Data Challenges

This workshop includes a data challenge, wherein we will release a large-scale dataset of images used by politicians, images shared by disinformation agents, and a sample of images shared in otherwise political contexts. Using this dataset, we are soliciting solutions to address the following challenges:

  1. Challenge 1: Identifying Anti-Social Imagery – Classify images as containing anti-social symbols or presenting an anti-social message. Where possible, provide either explanation or highlighted area of the image associated with the anti-social behavior. Systems will be evaluated on classification performance.

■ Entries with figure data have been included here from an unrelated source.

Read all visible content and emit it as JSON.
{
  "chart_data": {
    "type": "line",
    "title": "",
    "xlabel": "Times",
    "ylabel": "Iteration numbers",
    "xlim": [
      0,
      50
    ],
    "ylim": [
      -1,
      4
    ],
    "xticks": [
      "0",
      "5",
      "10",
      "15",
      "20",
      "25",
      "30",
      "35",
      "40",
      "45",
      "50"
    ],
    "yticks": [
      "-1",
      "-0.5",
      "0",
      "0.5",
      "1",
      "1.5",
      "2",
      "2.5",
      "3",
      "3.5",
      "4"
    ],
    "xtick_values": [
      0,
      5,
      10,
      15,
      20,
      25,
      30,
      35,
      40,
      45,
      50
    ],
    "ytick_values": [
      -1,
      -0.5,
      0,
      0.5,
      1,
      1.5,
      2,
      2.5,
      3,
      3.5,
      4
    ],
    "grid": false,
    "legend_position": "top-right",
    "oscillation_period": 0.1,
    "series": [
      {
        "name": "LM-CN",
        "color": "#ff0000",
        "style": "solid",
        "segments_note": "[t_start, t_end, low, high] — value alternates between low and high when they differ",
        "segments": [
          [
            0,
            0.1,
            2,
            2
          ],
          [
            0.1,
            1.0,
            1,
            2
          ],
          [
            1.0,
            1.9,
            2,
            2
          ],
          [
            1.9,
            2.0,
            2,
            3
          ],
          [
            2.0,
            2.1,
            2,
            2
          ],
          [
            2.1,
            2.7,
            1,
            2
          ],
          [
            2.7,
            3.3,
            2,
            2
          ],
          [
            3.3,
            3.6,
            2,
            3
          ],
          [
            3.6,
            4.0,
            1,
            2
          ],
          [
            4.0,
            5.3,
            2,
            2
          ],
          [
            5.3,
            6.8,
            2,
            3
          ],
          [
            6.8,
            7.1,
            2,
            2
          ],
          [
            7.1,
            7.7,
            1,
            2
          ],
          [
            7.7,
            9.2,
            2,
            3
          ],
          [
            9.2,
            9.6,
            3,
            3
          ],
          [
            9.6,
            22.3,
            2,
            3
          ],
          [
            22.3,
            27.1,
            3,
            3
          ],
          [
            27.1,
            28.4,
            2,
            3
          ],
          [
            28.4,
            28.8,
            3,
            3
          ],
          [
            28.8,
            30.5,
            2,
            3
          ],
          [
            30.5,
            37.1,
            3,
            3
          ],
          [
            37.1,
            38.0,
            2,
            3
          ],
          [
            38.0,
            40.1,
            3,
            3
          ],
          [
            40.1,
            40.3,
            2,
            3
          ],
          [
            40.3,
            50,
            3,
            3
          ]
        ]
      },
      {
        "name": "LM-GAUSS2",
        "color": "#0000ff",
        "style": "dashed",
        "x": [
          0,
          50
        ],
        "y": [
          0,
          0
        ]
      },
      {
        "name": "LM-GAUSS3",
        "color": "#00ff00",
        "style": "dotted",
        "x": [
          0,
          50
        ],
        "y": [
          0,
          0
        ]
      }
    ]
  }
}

  2. Challenge 2: Characterizing Online Influence Campaigns by their Imagery – While many efforts have worked to characterize influence campaigns (foreign or domestic, inauthentic and authentic), much of these efforts focus on text despite the multi-modal nature of these campaigns. Text is cheaper to produce and analyze, but images are more expensive and more engaging, making images both a potential vector for identifying coordinating accounts and key modality for measuring impact. This challenge asks for systems to use image-characterization methods to classify social media accounts into authentic or campaign accounts, where the campaign label is decomposed into sub-labels across several influence campaigns.

  3. Challenge 3: Tracking Screenshot Sharing and Propagation – As screenshots are increasingly used for reporting quotes and actions of elites across platforms, methods for tracking and attributing these screenshots to individuals are increasingly useful for establishing provenance and propagation paths. To this end, we must first understand how to separate screenshots of duplicate content. Systems submitted for this challenge will identify and cluster duplicate screenshots while being robust to cropping or resizing.

Data Challenge Posters

Submissions for the data challenge are expected to submit one-page papers describing their approach, which they will then present during the workshop.

Datasets for these challenges are available via this link in Google Drive.

This dataset is organized into folders per account, so you get a sample of images per account. In this folder, you will find:

Training Data

  • authenticity.training - Samples of accounts and associated images across six classes, two authentic groups (congress from US Congresspeople and political_images from a sample of politically engaged US Twitter accounts) and four inauthentic groups.
  • screenshot.training - Links to datasets that can be used for training to identify specific screenshots.

Challenge Data

  • challenge_data.large - A large dataset of 2,095 accounts and about 21 images per account.
  • challenge_data.small - A small dataset of 411 accounts and about 21 images per account. This dataset is a subsample of the large dataset.